Student loan expert Adam Minsky’s 4 tips for the coronavirus pandemic
Updated May 29, 2020
As the economic fallout from the coronavirus pandemic continues, millions of student loan borrowers grapple with their debt. Congress has enacted significant relief programs for student loan borrowers, and new proposals may extend that relief. Some states have also tried to help student loan borrowers through their own unique initiatives.
But this confusing patchwork of options, in addition to an already complicated student loan system, has left many borrowers in the dark. Here’s what you need to know:
CARES relief – find out if you qualify
In April, Congress enacted the CARES Act, which provides essential student loan relief to millions of borrowers. The Coronavirus Relief Act suspends all payments, stops all accrued interest, and ends collection efforts on all federal student loans held by the Department of Education.
Of course, the details matter. Not all student loans are federal, and not all federal student loans are government owned. The relief was enacted automatically, so it’s likely that if you qualify, your payments and interest have already been suspended. If you are unsure, you can check the Department of Education’s Federal Loans Database at Studentaid.gov.
For student loan borrowers on track for loan forgiveness programs like the civil service loan forgiveness, suspended payment months should still count towards loan forgiveness, even if no payment is made.

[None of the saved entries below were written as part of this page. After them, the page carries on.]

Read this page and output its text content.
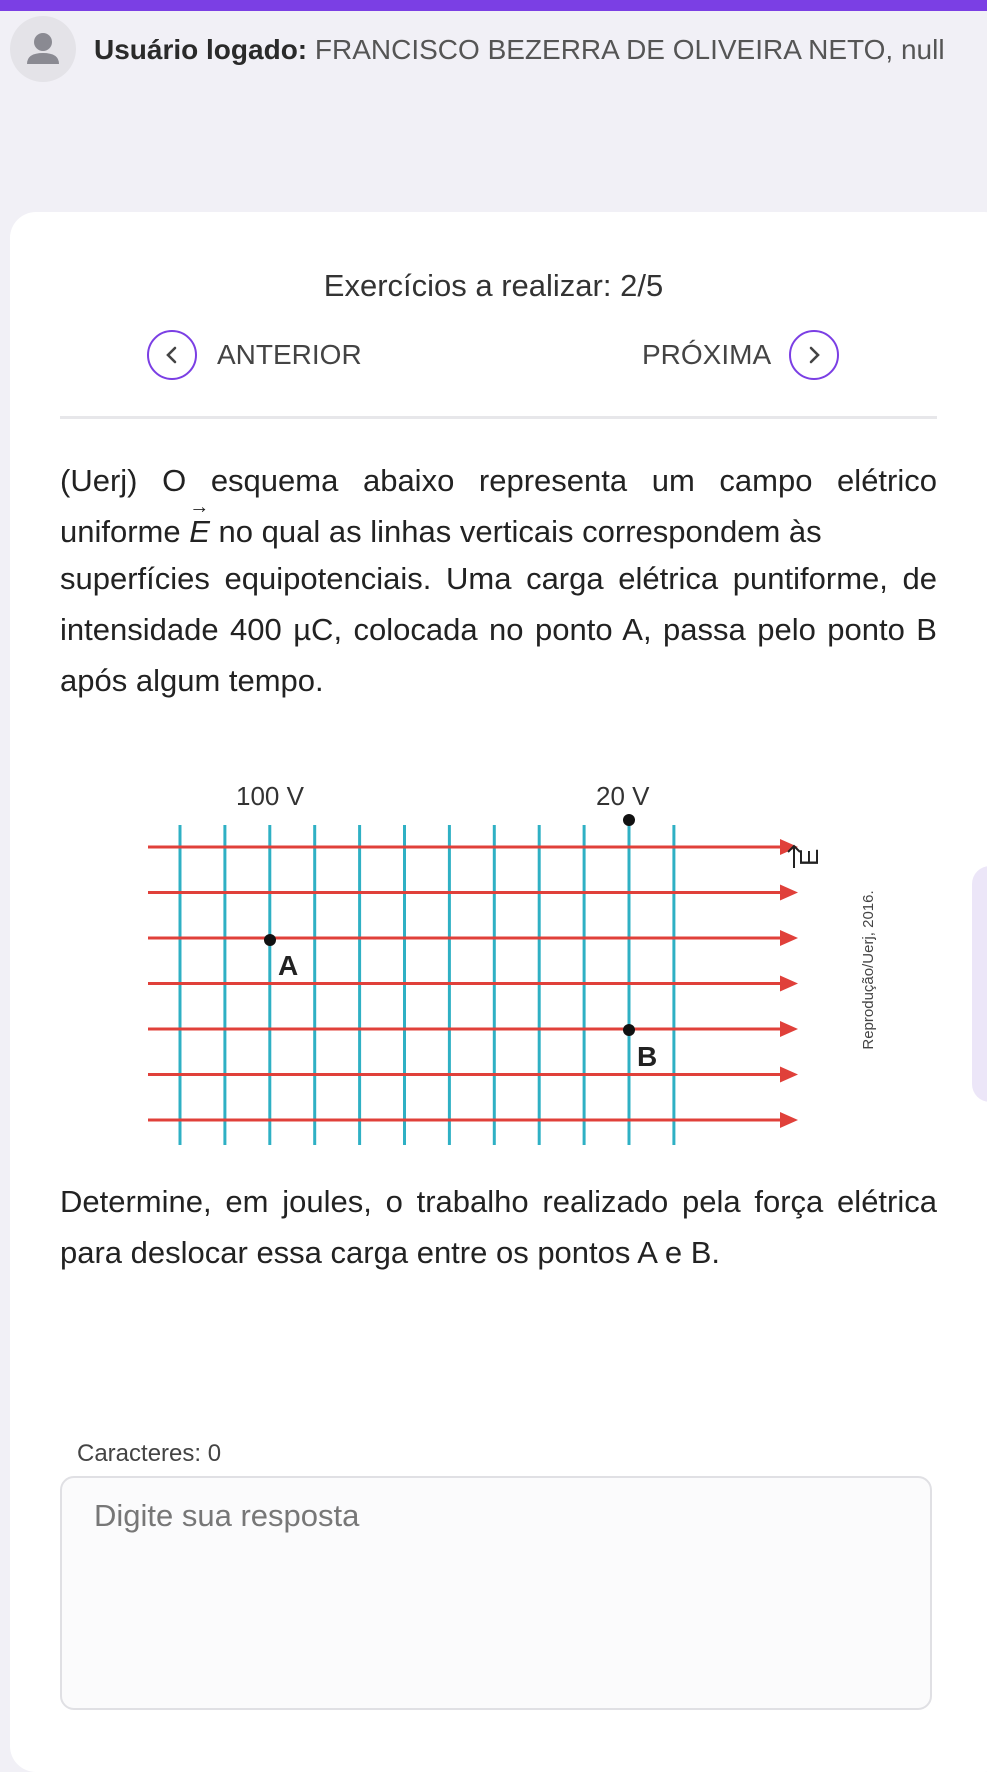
Usuário logado: FRANCISCO BEZERRA DE OLIVEIRA NETO, null
Exercícios a realizar: 2/5
ANTERIOR	PRÓXIMA
(Uerj) O esquema abaixo representa um campo elétrico uniforme → E no qual as linhas verticais correspondem às
superfícies equipotenciais. Uma carga elétrica puntiforme, de intensidade 400 µC, colocada no ponto A, passa pelo ponto B após algum tempo.
100 V	20 V
A
B
E
Reprodução/Uerj, 2016.
Determine, em joules, o trabalho realizado pela força elétrica para deslocar essa carga entre os pontos A e B.
Caracteres: 0
Digite sua resposta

For borrowers who are on track for a possible loan repayment, making voluntary payments during the suspended interest period (even if you don’t have to) could save you money in the long run. term, because every payment you make will go entirely to your loan balance.
For other student loans, contact your lender or manager
While the protections of the CARES Act are important, millions of borrowers with federal FFEL program loans held for business purposes and private student loans are not covered. However, these borrowers may still have options.
Several states have formalized voluntary agreements with lenders and private student loan services to provide temporary relief to borrowers in response to the pandemic. This relief may include a temporary suspension of payments, temporarily changed repayment terms and a waiver of late fees. Not all states – and all private lenders and service providers – participate. Borrowers should contact their lenders or agents for more information.
Borrowers should also educate themselves about the terms, conditions and consequences of any temporary relief. In some cases, interest may still accrue even though no payment is due. This can lead to higher monthly payments at the end of the abstention or a longer repayment period.
Pull your credit report
There are reports of student loan managers incorrectly reporting loan statuses to credit bureaus in response to coronavirus abstentions, resulting in credit damage. Student loan advocates recently filed a class action lawsuit alleging widespread errors in credit reports.
Under the Fair Credit Reporting Act (FCRA), all consumers are entitled to a free credit report each year from each of the three major credit reporting agencies. The Annual Credit Report offers a free credit report every week until April 2021. [Note: This has been extended to April 2022.] Borrowers may want to extract and review their credit reports periodically and dispute any inaccurate or erroneous information.
The landscape surrounding student loan relief in response to COVID-19 is changing rapidly. There are at least five major student loan relief proposals under consideration in Congress.
The House recently passed the HEROES Act, which would significantly expand the protections of the CARES Act and also offer a student loan discount to financially troubled borrowers. While the odds of the HEROES bill being passed by the Senate are low, Congress will continue to consider student loan relief proposals over the coming months. So stay tuned.
Adam Minsky is a leading lawyer and expert in student loan law. He runs a firm dedicated to helping student borrowers with debt and, among other work, contributes to the National Consumer Law Center’s manual, “Student Loan Law”.